Da lunedì 12 marzo, i bambini non vaccinati secondo la legge 119/2017, potrebbero restare fuori dalle aule scolastiche. Il testo prevede infatti l’obbligatorietà dei vaccini, a protezione della salute pubblica. Date le polemiche sollevate da una minoranza, pur molto esigua, più o meno contraria al vaccino o al suo obbligo, proviamo a fare chiarezza. Le nuove disposizioni prevedono che le vaccinazioni obbligatorie passino da 4 (anti-poliomielitica, anti-difterica, anti-tetanica, anti-epatite B), a 12, aggiungendone 8 (anti-pertosse, anti-Haemophilus Influenzae tipo b, anti-meningococcica B, anti-meningococcica C, anti-morbillo, anti-rosolia, anti-parotite, anti-varicella). Il noto, duplice ricorso della Regione Veneto alla Corte Costituzionale (che non si opponeva ai vaccini, ma alla loro obbligatorietà) è stato respinto: il testo della legge non è anticostituzionale, lo Stato ha il dovere di proteggere i suoi cittadini, tanto più a fronte del calo di copertura vaccinale che si è verificata negli anni scorsi. Questo con buona pace dei molti Costituzionalisti improvvisati che hanno tuonato fino a poche settimane fa, spesso senza sapere di cosa parlassero. Ancora: questi vaccini servono? Certamente sì: tutto ciò che può evitare un rischio sanitario grave ad un bambino, serve. L’Organizzazione Mondiale della Sanità, per esempio, è preoccupata per la diffusione del morbillo in Italia, così facilmente evitabile con il vaccino. L’Istituto Superiore di Sanità si schiera dalla stessa parte.
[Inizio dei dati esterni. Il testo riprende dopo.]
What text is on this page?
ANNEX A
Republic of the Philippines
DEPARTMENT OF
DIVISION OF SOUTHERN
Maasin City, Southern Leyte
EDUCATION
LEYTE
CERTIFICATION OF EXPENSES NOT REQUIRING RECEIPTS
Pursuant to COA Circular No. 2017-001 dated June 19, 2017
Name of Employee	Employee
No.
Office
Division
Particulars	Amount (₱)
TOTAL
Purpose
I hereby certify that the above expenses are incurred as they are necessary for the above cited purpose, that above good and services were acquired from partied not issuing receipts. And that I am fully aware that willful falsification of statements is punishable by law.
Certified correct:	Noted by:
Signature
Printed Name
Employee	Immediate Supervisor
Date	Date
E’ pericoloso che alcuni cittadini, irresponsabilmente, inneggino al complotto delle case farmaceutiche, mettendo così a rischio la salute pubblica; I vaccini rappresentano infatti appena l’1,4% della spesa farmaceutica: molto più ghiotti sarebbero, all’opposto, i non vaccinati, giacché gli antivirali ed antibiotici di cui avrebbero bisogno sarebbero molto più redditizi. A Milano una volta si diceva ‘Ofelé, fa el to mesté!’.